New tool combines multiple data sources to detect tissue structures in cancer

FEBRUARY 2025
A team of Emory researchers has developed a new artificial intelligence-powered tool for analyzing tissue samples called MISO (Multi-modal Spatial Omics) that can surpass the abilities of expert human pathologists. MISO detects immune cells and subtle variations in tumor biopsies. It allows researchers to integrate several types of data, such as histology images and measurements of gene expression, and metabolic activity within cells.

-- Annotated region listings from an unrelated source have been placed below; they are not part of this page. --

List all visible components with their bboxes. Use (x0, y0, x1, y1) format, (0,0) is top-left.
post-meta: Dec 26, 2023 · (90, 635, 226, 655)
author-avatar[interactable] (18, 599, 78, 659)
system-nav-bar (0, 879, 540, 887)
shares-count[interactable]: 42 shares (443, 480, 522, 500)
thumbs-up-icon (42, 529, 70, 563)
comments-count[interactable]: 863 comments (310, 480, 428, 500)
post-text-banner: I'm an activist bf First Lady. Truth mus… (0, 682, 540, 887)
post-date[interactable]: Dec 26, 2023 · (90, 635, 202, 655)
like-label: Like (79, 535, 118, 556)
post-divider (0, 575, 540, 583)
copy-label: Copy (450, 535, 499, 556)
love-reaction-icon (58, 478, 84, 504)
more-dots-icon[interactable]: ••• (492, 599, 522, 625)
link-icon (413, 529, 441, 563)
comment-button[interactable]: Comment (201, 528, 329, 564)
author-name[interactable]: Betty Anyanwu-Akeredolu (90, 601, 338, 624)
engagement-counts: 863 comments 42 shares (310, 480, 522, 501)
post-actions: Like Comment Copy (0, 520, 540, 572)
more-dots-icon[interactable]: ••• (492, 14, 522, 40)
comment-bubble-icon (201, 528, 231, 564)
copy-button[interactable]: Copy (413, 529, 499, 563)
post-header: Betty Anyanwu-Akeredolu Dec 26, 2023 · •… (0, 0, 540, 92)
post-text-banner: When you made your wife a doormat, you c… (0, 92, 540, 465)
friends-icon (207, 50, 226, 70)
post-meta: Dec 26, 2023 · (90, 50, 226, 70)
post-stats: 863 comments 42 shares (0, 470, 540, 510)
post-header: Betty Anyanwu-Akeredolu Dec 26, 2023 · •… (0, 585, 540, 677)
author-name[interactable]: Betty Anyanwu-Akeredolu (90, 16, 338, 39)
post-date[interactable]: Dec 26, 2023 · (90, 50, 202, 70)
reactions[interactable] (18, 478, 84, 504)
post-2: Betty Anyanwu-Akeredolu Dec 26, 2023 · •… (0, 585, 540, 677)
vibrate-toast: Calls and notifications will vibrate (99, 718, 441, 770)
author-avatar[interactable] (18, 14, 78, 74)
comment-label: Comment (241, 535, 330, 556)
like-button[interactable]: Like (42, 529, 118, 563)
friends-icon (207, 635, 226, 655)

A paper describing MISO's performance across multiple tissue types was published in Nature Methods. The tool results from a collaboration between Jian Hu, PhD, assistant professor of human genetics at Emory, and researchers at the University of Pennsylvania. "MISO enables researchers to integrate multi-modality molecular measurements with morphological imaging," Dr. Hu explains. "It can handle diverse multi-omics datasets of varying quality and uncover novel biological insights that cannot be revealed when analyzing each modality individually."
The paper includes an analysis of MISO's segmentation of a colon cancer tissue sample, as well as MISO's ability to detect tertiary lymphoid structures within bladder cancer biopsies. The presence of tertiary lymphoid structures within a tumor is linked with response to cancer immunotherapy. Beyond cancer pathology, the authors say MISO could be used to analyze and classify brain cells in a tissue sample.
Citation: Coleman et al. (2025). Resolving tissue complexity by multimodal spatial omics modeling with MISO.